A dairy good upgrade

THE completion of a $50 million upgrade to a Morwell dairy processing factory has helped it double production output, securing its place as Australia’s largest non-milk dairy product facility.

The upgrade to Lion’s Morwell dairy product factory, formerly known as National Foods, has seen 12 employees added to the 200-strong workforce, and freed up scope for product output boosts in the future

Regional operation director Ken Sanders said the move, in a highly competitive dairy processing market underpinned by efficiency and innovation, had secured the future of the current workforce.

“This upgrade has enabled 50 per cent expansion to our process capacity on top of existing output without the extra workforce requirements,” Mr Sanders said.

The upgrade, which was built on time and within budget, included a packing line upgrade, the expansion of cooling room capacity, increased product holding capacity and additional robot forklifts, equating to an increase of more than 70,000 tonnes of annual product output across its 130-strong product range, which includes yoghurts, desserts and creams.

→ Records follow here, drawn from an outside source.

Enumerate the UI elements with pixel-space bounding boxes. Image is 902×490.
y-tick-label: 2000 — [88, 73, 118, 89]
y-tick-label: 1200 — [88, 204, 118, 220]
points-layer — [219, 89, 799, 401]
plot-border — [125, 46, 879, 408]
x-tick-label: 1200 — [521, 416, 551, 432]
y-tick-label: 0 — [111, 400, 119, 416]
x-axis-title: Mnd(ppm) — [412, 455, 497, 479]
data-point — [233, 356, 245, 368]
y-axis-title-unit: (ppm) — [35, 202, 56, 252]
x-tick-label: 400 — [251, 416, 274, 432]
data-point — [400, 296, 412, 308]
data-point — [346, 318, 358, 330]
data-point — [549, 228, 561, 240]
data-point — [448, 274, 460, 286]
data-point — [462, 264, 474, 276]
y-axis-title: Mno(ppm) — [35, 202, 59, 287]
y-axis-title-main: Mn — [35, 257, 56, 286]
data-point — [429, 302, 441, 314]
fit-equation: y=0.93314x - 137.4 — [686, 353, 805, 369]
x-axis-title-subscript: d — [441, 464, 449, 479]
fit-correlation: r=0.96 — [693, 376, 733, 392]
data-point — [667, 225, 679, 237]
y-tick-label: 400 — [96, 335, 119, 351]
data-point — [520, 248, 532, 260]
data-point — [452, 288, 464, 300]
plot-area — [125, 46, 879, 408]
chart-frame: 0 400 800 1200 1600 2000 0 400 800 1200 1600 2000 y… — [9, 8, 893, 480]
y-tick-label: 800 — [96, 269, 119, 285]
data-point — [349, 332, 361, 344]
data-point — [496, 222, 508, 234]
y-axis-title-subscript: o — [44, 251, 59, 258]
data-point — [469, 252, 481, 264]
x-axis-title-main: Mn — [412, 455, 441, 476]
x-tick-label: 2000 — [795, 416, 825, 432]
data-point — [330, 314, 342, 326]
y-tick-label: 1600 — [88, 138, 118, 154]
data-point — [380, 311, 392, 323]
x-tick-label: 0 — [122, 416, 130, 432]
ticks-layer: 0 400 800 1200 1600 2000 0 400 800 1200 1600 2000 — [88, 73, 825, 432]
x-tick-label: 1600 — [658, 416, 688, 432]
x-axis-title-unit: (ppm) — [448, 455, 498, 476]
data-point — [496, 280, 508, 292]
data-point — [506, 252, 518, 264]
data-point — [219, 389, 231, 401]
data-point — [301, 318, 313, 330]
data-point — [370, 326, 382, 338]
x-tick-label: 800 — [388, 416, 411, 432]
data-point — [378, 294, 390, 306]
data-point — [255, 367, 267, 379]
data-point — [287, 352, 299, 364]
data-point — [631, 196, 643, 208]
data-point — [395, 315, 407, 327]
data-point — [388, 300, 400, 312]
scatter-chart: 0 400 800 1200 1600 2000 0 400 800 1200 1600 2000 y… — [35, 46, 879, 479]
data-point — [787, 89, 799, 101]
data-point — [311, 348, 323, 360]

However, the improvements proved a logistical and management nightmare; without increasing the factory site area footprint, plant expansions and extensions occurred in tandem with routine factory production, in a well-planned project timeline which stretched longer than the original construction of the facility 15 years ago.

“It’s an incredibly complicated process to move processing lines as we replace them or bring in additional ones,” Mr Sanders said.

“The new lines have to be up and running perfectly before we can switch off the old ones, so we don’t interrupt production, so there is a lot of planning involved.”

The Morwell plant produces 34 per cent of Australia’s fresh dairy products, through the Yoplait, Dairy Farmers and Farmers Union brands.

While the significant majority of milk produced in Gippsland is exported to Asian markets in dry powder form, only five per cent of Lion’s Morwell product range is exported. Mr Sanders said the limited shelf life of products was not conducive to securing long distance export market share.

“(Our current exports) are a foot in the door for future (export) opportunities, but we are currently focused on what we can secure and expand locally,” he said.

“We now have some of the best dairy processing equipment in Australia… it’s now about where the business is going to extend to from here.”